Deficit: Obama inherited a $1.3 trillion deficit when he took office, and it's projected to be $1.27 trillion in the current fiscal year, down from $1.56 trillion in fiscal 2010. The president has proposed a two-year pay freeze for all civilian federal workers -- an act that will reportedly save $2 billion over the remainder of this fiscal year, $28 billion over the next five years and more than $60 billion over the next decade. Last week, the conservative House Republican Study Committee released a plan to cut federal spending by $2.5 trillion over the next 10 years.
Housing: A survey released in December by Trulia.com and RealtyTrac found 58% of Americans believe the housing market will rebound after 2012. For now, though, foreclosures continue at a record pace -- despite the slowdown caused by the concerns over the robo-signing scandal. RealtyTrac says 2.9 million homes were foreclosed upon in 2010, up 23% from 2008. But the news wasn't all bad. According the National Association of Realtors, December existing-home sales rose 12.3% from November to a seasonally adjusted annual rate of 5.28 million.
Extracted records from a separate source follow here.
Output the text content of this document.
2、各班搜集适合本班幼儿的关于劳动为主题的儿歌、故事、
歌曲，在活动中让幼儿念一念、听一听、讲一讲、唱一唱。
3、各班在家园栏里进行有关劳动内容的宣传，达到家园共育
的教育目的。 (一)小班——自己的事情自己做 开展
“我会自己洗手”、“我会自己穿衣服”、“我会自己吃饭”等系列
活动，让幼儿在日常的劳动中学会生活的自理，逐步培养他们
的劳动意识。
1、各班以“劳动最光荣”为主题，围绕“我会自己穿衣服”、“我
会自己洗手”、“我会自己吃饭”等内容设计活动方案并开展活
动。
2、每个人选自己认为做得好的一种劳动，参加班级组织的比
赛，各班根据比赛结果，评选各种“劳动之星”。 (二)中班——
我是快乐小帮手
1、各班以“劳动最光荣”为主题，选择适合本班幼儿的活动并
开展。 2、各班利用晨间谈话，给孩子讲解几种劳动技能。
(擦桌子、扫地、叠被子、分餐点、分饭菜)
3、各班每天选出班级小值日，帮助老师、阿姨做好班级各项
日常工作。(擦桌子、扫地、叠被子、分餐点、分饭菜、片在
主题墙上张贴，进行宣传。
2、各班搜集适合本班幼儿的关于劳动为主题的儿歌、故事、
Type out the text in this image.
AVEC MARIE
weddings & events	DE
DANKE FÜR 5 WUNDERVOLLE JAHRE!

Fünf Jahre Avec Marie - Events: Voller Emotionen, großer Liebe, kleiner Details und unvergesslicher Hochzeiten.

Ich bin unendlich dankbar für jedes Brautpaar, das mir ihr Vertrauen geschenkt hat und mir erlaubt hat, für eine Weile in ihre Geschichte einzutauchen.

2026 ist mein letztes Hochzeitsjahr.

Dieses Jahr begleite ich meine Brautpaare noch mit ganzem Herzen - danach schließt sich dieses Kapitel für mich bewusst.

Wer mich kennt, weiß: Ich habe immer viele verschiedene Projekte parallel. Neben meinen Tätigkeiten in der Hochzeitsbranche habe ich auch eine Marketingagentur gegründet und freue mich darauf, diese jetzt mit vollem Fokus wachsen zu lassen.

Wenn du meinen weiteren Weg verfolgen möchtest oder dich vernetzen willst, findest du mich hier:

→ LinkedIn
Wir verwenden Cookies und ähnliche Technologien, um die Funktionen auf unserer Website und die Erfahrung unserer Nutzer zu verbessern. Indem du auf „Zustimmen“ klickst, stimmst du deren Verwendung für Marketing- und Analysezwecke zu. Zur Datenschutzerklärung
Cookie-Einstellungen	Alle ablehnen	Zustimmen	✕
But that figure is down 2.9% from December 2009. In comparison, existing-home sales in 2008 dropped 13.1% to 4.9 million, the lowest since 1997.
Personal Bankruptcies: U.S. consumer bankruptcies increased 9% in 2010 compared to the previous year, according to the American Bankruptcy Institute. But compare that to the nearly 33% increase in filings nationwide in 2008 over 2007.
Jobs: This is the big one, and all indications are that Obama will focus much of his speech on jobs and competitiveness. In December 2008, just before he entered office, the economy shed 673,000 jobs, according to the Bureau of Labor Statistics. In December 2010, the economy added 103,000 jobs, a figure that surprised some economists and sent the unemployment rate down to 9.4%, its lowest level since May of 2009. A recent Gallup Poll found a slight improvement over this time last year in the number of Americans who believe that "now is a bad time to find a job."
Their pessimism is understandable. As Stone of the Center on Budget and Policy Priorities notes in a recent blog post, "We estimate that the rate of job growth would have to roughly triple between now and the end of 2015 just to restore labor market conditions -- five years from now -- to what they were at the start of the recession (roughly a 5% unemployment rate and higher labor force participation)." That's a tall order for sure. But at least there's hope: The latest National Association for Business Economics survey found that 42% of companies say they expect to increase hiring in the next six months.